Subjective (Patient–Reported) Outcome. Part 4
This study has several other limitations. First, we studied acute asthmatic responses, so it remains unclear whether our findings would apply to chronic asthma or to other conditions. Even with respect to the treatment of acute asthma, it is important that the findings from our study be replicated to assess their reliability and robustness. In addition, we measured outcomes using a single subjective measure and a single objective measure (FEV1). Future research should investigate whether our findings can be generalized to other subjective and objective measures of acute asthma. Finally, we did not assess subjective symptoms before each visit’s intervention; therefore, the severity of subjective symptoms before each treatment remains unclear. Assessing subjective measurements before and after interventions could have yielded other differences. Although it is possible that the degree of physiological deficit in these patients was not sufficient for them to have symptoms at rest, it is increasingly recognized that not all patients with asthma who have deficits in lung function fully appreciate the degree to which their asthma limits airflow until they are given bronchodilators that result in improvement in lung function, symptoms, or both.26-28 In this study, there was a significant improvement in lung function with the genuine bronchodilator (about 20%) that coincided with an improvement in symptoms, whereas treatment with placebo had no effect on measurable biologic factors but was indistinguishable from medication with regard to subjective outcomes.
Our research has important implications both for the treatment of asthma and for clinical-trial design in general. Many patients with asthma have symptoms that remain uncontrolled, and the discrepancy between objective pulmonary function and patients’ self-reports noted in this study suggests that subjective improvement in asthma should be interpreted with caution and that objective outcomes should be more heavily relied on for optimal asthma care.
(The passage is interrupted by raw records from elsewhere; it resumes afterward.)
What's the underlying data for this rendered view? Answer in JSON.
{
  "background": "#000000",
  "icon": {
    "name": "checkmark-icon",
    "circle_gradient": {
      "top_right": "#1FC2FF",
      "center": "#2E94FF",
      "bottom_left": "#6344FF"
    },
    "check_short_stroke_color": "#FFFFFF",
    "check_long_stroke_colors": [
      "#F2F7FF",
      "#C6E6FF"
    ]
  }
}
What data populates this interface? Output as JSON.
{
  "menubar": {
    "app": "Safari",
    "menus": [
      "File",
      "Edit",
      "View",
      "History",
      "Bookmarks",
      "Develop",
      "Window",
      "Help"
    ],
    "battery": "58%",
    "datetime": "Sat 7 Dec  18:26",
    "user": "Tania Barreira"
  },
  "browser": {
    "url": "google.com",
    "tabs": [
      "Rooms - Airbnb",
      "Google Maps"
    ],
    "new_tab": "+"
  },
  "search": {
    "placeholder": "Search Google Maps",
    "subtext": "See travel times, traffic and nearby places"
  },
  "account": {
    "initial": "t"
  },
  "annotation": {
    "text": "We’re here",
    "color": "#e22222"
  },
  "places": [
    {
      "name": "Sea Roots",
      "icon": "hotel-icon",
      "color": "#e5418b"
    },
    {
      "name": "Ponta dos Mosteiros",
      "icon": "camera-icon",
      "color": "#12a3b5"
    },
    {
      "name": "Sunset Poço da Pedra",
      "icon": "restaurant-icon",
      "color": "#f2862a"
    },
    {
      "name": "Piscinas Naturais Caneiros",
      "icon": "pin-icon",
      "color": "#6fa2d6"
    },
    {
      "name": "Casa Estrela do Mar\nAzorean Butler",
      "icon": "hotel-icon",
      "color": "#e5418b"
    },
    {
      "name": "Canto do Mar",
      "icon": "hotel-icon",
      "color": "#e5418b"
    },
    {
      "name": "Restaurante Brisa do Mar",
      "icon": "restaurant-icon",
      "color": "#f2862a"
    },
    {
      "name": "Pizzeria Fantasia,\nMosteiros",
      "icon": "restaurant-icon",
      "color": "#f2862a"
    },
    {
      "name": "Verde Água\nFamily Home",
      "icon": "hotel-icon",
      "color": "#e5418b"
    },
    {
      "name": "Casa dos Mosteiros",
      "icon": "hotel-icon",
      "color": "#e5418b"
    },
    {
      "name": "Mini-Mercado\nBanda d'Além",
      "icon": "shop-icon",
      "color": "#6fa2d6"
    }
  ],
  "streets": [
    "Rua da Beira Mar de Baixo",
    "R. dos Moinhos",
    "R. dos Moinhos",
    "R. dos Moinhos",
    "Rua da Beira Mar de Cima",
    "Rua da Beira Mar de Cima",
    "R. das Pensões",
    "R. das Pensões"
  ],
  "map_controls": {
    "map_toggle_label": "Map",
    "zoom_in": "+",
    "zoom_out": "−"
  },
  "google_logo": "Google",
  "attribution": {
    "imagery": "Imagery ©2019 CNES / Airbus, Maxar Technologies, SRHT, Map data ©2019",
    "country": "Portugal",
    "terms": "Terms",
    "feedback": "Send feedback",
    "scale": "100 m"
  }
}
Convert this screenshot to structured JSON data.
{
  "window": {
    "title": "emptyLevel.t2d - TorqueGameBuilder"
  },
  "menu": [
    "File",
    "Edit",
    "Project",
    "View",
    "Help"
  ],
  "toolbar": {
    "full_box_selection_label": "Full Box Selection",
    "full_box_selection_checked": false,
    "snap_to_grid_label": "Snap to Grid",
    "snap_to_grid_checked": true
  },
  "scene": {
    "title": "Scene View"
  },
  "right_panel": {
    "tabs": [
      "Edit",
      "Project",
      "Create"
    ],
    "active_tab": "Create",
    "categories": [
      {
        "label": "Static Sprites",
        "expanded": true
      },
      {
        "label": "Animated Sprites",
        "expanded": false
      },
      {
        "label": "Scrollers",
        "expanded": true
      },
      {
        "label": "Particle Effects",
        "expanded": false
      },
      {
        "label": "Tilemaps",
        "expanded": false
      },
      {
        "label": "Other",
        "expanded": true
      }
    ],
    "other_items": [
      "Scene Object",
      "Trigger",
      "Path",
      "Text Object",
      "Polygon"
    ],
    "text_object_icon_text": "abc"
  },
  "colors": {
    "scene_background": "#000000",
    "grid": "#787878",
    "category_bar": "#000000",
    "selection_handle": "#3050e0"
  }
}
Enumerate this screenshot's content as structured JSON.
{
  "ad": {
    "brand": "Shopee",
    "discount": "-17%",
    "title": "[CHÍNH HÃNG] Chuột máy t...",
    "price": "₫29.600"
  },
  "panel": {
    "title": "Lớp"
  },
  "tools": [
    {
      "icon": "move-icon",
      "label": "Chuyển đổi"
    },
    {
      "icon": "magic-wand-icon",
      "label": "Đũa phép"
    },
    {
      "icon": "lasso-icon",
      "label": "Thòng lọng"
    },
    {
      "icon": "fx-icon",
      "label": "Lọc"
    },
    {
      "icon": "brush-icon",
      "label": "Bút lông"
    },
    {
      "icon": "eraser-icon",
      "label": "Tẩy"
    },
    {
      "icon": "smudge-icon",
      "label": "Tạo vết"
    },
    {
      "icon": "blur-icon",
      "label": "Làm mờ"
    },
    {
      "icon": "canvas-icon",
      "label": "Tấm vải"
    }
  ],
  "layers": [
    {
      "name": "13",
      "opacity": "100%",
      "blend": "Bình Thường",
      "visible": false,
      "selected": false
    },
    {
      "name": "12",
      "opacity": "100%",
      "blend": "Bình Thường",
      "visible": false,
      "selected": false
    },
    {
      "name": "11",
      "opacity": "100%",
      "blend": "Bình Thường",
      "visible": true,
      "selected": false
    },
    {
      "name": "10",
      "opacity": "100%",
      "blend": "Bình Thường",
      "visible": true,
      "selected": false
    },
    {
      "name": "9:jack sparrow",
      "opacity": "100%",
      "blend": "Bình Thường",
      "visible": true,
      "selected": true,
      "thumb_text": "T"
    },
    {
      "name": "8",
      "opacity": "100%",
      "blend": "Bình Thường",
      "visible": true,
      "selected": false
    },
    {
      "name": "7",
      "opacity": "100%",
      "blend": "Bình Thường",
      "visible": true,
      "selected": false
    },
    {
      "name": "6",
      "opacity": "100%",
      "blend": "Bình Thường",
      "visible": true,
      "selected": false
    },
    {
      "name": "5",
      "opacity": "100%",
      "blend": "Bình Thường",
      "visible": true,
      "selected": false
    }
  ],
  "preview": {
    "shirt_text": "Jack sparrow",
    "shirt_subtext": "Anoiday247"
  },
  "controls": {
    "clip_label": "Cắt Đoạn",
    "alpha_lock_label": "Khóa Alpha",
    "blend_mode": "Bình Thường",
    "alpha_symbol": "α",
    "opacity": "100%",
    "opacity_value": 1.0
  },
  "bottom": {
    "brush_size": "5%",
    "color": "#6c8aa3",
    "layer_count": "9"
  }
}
Indeed, although improvement in objective measures of lung function would be expected to correlate with subjective measures, our study suggests that in clinical trials, reliance solely on subjective outcomes may be inherently unreliable, since they may be significantly influenced by placebo effects. However, even though objective physiological measures (e.g., FEV1) are important, other outcomes such as emergency room visits and quality-of-life metrics may be more clinically relevant to patients and physicians. Although placebos remain an essential component of clinical trials to validate objective findings, assessment of the course of the disease without treatment, if medically appropriate, is essential in the evaluation of patient-reported outcomes.